Незадолго до его смерти они сидели вместе на летней эстраде парка Ц. Д. С. А — вышла певица и запела нечто прекрасное — он заплакал, закрыв лицо руками. Что в тот момент оплакивал он? Неоправданность надежд? Предательство страны, в которую он рвался всей душой? Вспомнил ли он тот разговор с господином Массаже в октябре 1944 года, перед возвращением в СССР? Господин Массаже его тогда предупреждал, что во всех французских газетах была напечатана речь И. В. Сталина, в которой он заявил, что в Советском Союзе нет пленных, а есть лишь предатели родины…

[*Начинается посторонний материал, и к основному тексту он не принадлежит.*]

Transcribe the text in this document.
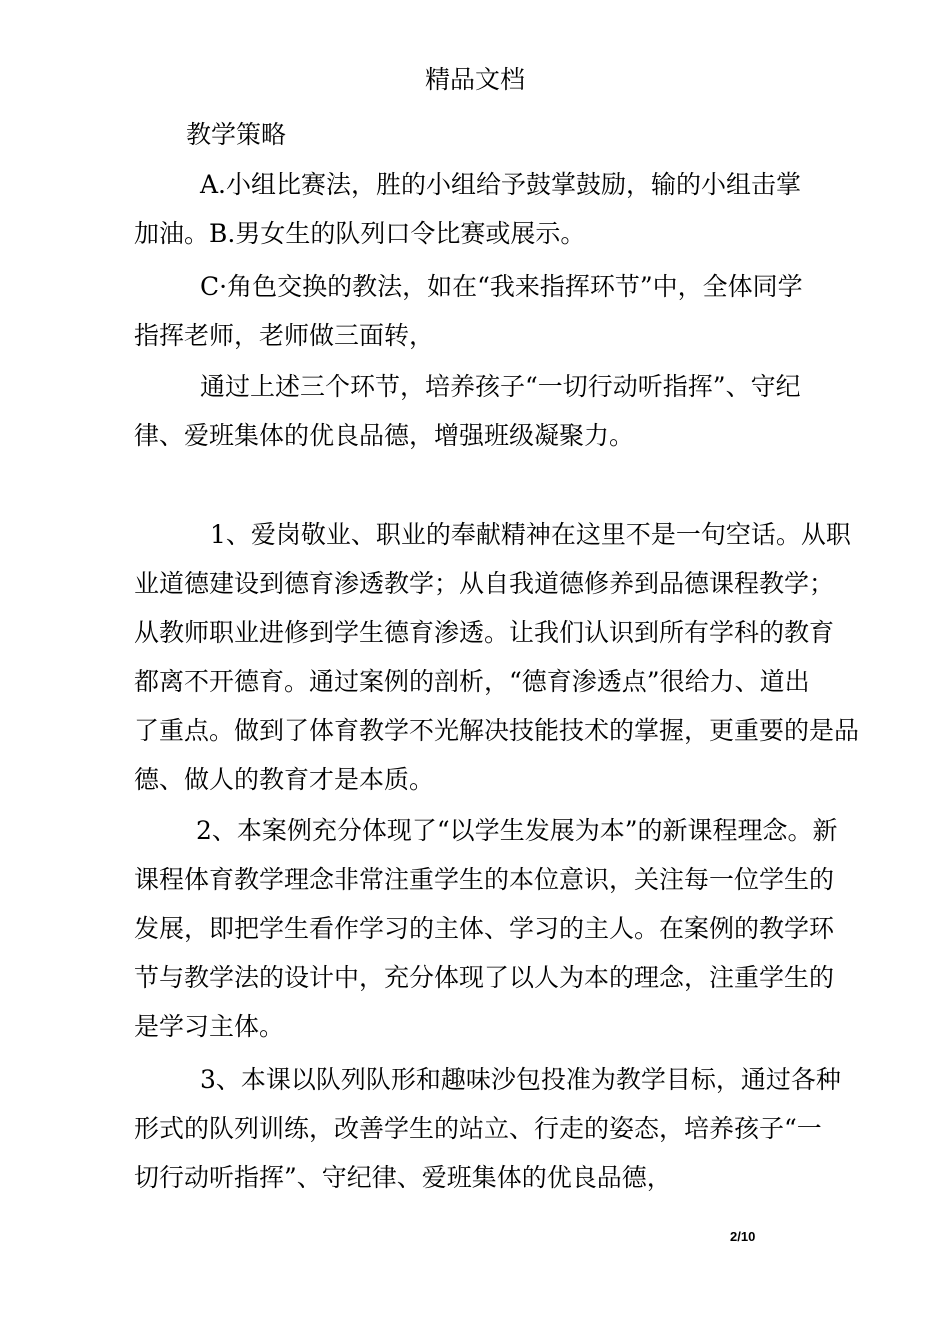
精品文档

教学策略

A.小组比赛法，胜的小组给予鼓掌鼓励，输的小组击掌
加油。B.男女生的队列口令比赛或展示。

C·角色交换的教法，如在“我来指挥环节”中，全体同学
指挥老师，老师做三面转，

通过上述三个环节，培养孩子“一切行动听指挥”、守纪
律、爱班集体的优良品德，增强班级凝聚力。

1、爱岗敬业、职业的奉献精神在这里不是一句空话。从职
业道德建设到德育渗透教学；从自我道德修养到品德课程教学；
从教师职业进修到学生德育渗透。让我们认识到所有学科的教育
都离不开德育。通过案例的剖析，“德育渗透点”很给力、道出
了重点。做到了体育教学不光解决技能技术的掌握，更重要的是品
德、做人的教育才是本质。

2、本案例充分体现了“以学生发展为本”的新课程理念。新
课程体育教学理念非常注重学生的本位意识，关注每一位学生的
发展，即把学生看作学习的主体、学习的主人。在案例的教学环
节与教学法的设计中，充分体现了以人为本的理念，注重学生的
是学习主体。

3、本课以队列队形和趣味沙包投准为教学目标，通过各种
形式的队列训练，改善学生的站立、行走的姿态，培养孩子“一
切行动听指挥”、守纪律、爱班集体的优良品德，

2/10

Вот с этой печатью «предателя» ему и придётся жить до того момента, когда друг его молодости сыграет над его могилой «Меланхолическую серенаду». Ничто с тех пор так не волновало мамину душу, как музыка — она успокаивалась лишь тогда, когда окуналась в атмосферу своей молодости. И так было до конца её жизни — она всегда ловила по радио дорогие ей звуки фортепиано, скрипки и кларнета.

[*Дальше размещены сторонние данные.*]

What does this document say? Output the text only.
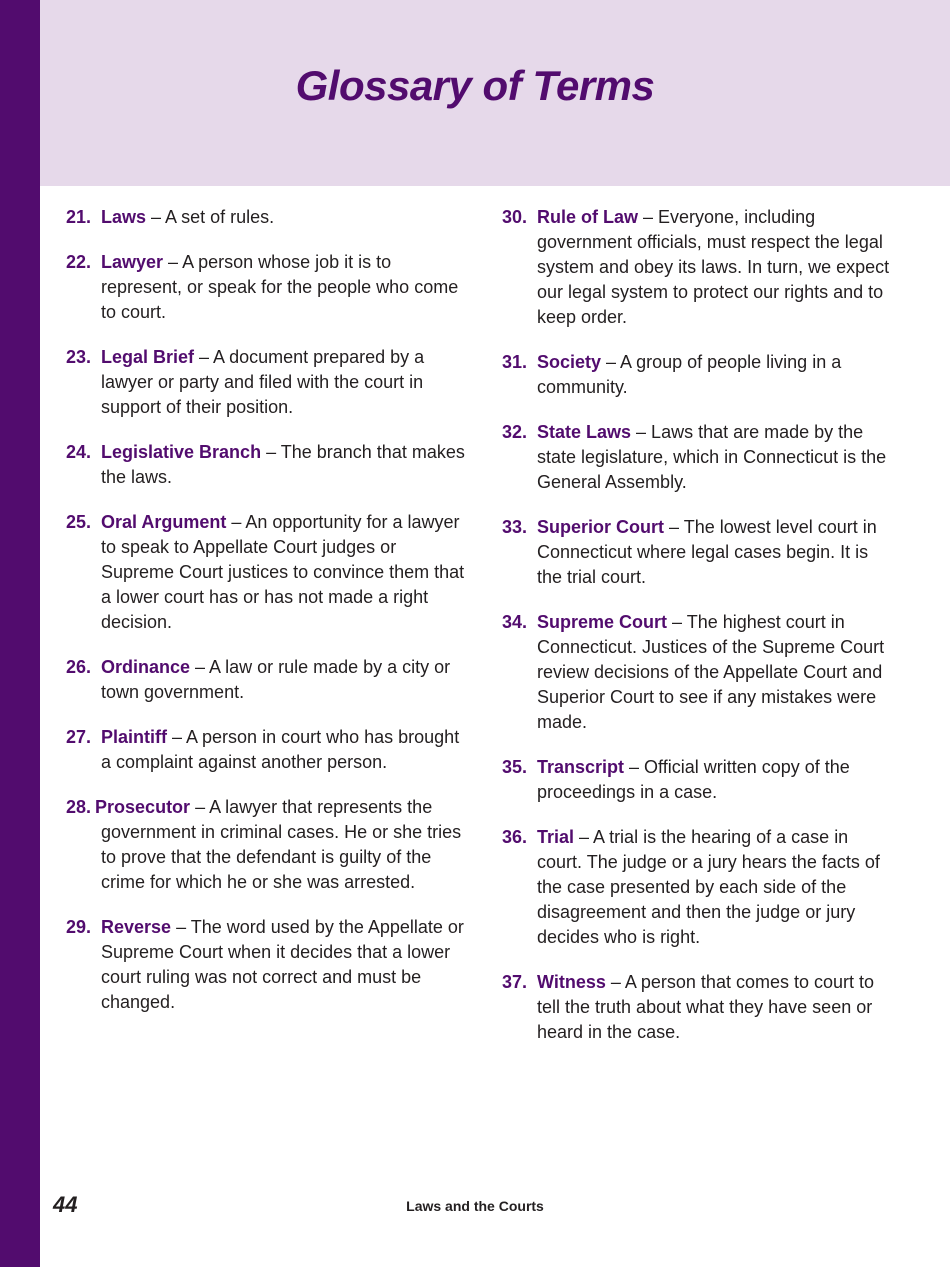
Glossary of Terms
21. Laws – A set of rules.
22. Lawyer – A person whose job it is to represent, or speak for the people who come to court.
23. Legal Brief – A document prepared by a lawyer or party and filed with the court in support of their position.
24. Legislative Branch – The branch that makes the laws.
25. Oral Argument – An opportunity for a lawyer to speak to Appellate Court judges or Supreme Court justices to convince them that a lower court has or has not made a right decision.
26. Ordinance – A law or rule made by a city or town government.
27. Plaintiff – A person in court who has brought a complaint against another person.
28. Prosecutor – A lawyer that represents the government in criminal cases. He or she tries to prove that the defendant is guilty of the crime for which he or she was arrested.
29. Reverse – The word used by the Appellate or Supreme Court when it decides that a lower court ruling was not correct and must be changed.
30. Rule of Law – Everyone, including government officials, must respect the legal system and obey its laws. In turn, we expect our legal system to protect our rights and to keep order.
31. Society – A group of people living in a community.
32. State Laws – Laws that are made by the state legislature, which in Connecticut is the General Assembly.
33. Superior Court – The lowest level court in Connecticut where legal cases begin. It is the trial court.
34. Supreme Court – The highest court in Connecticut. Justices of the Supreme Court review decisions of the Appellate Court and Superior Court to see if any mistakes were made.
35. Transcript – Official written copy of the proceedings in a case.
36. Trial – A trial is the hearing of a case in court. The judge or a jury hears the facts of the case presented by each side of the disagreement and then the judge or jury decides who is right.
37. Witness – A person that comes to court to tell the truth about what they have seen or heard in the case.
44	Laws and the Courts
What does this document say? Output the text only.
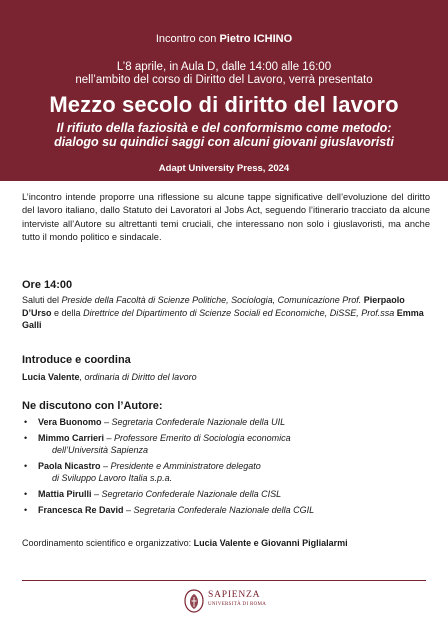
Incontro con Pietro ICHINO
L’8 aprile, in Aula D, dalle 14:00 alle 16:00
nell’ambito del corso di Diritto del Lavoro, verrà presentato
Mezzo secolo di diritto del lavoro
Il rifiuto della faziosità e del conformismo come metodo:
dialogo su quindici saggi con alcuni giovani giuslavoristi
Adapt University Press, 2024

L’incontro intende proporre una riflessione su alcune tappe significative dell’evoluzione del diritto del lavoro italiano, dallo Statuto dei Lavoratori al Jobs Act, seguendo l’itinerario tracciato da alcune interviste all’Autore su altrettanti temi cruciali, che interessano non solo i giuslavoristi, ma anche tutto il mondo politico e sindacale.

Ore 14:00
Saluti del Preside della Facoltà di Scienze Politiche, Sociologia, Comunicazione Prof. Pierpaolo D’Urso e della Direttrice del Dipartimento di Scienze Sociali ed Economiche, DiSSE, Prof.ssa Emma Galli
Introduce e coordina
Lucia Valente, ordinaria di Diritto del lavoro
Ne discutono con l’Autore:
• Vera Buonomo – Segretaria Confederale Nazionale della UIL
• Mimmo Carrieri – Professore Emerito di Sociologia economica
dell’Università Sapienza
• Paola Nicastro – Presidente e Amministratore delegato
di Sviluppo Lavoro Italia s.p.a.
• Mattia Pirulli – Segretario Confederale Nazionale della CISL
• Francesca Re David – Segretaria Confederale Nazionale della CGIL
Coordinamento scientifico e organizzativo: Lucia Valente e Giovanni Piglialarmi
SAPIENZA
UNIVERSITÀ DI ROMA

Когда же мы переехали к метро Аэропорт, то моим соседом за стеной оказался скрипач Киселев; он волновался, что беспокоит нас своими занятиями, но мама всегда его успокаивала, говоря, что любит звуки скрипки, что это для неё большое счастье — иметь соседа-музыканта. Как узнали позже, Анатолий Киселев был учеником Ойстраха, работал в Москонцерте, поэтому и оказался в кооперативе «Артистов Московской Эстрады».

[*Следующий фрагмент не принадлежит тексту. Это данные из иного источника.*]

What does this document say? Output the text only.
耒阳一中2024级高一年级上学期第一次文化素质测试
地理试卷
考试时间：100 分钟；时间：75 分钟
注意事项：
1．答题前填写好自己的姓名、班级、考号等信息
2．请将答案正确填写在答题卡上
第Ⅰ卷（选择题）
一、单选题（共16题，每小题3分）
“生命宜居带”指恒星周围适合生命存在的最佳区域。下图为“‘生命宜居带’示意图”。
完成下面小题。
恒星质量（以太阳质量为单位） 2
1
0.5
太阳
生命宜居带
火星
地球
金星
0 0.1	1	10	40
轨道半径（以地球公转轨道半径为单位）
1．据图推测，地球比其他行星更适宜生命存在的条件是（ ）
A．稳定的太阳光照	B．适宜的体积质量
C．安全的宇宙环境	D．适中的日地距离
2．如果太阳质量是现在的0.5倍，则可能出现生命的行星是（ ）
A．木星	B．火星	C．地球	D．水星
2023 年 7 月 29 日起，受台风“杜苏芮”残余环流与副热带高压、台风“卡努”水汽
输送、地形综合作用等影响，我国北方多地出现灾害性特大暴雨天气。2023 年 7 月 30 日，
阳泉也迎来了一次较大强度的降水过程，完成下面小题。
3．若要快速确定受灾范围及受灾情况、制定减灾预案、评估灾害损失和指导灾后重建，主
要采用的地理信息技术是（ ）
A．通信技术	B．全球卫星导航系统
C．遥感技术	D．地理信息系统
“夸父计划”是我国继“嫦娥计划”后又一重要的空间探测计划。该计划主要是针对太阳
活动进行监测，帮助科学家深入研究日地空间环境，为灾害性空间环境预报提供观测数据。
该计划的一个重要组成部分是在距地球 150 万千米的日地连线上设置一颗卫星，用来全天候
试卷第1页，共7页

Как и Отто Федорович Фурмонт, профессор Александр Васильевич Цингер, в квартиру которого мама поселилась позже, был также из семьи обрусевших немцев. Был он профессором Московского Университета, а его жена, от которой у него было четверо детей, Евгения Евгеньевна Цингер, окончила Сорбонну и знала восемь языков. Профессор, в тридцатые годы, уехал в Германию с актрисой МХАТа, и Евгения Евгеньевна осталась одна с детьми. Евгения Евгеньевна была большой любительницей классической музыки — часто ходила в Консерваторию, приглашая с собой маму, а иногда устраивала у себя музыкальные вечера, на которые приглашала и маму поиграть. Мама это делала с большим удовольствием. Она ценила то, что Цингеров не раздражали ни мамины занятия на фортепиано, ни занятия на скрипке её мужа, ни занятия моего брата на кларнете, уж не говорю о себе со своей виолончелью…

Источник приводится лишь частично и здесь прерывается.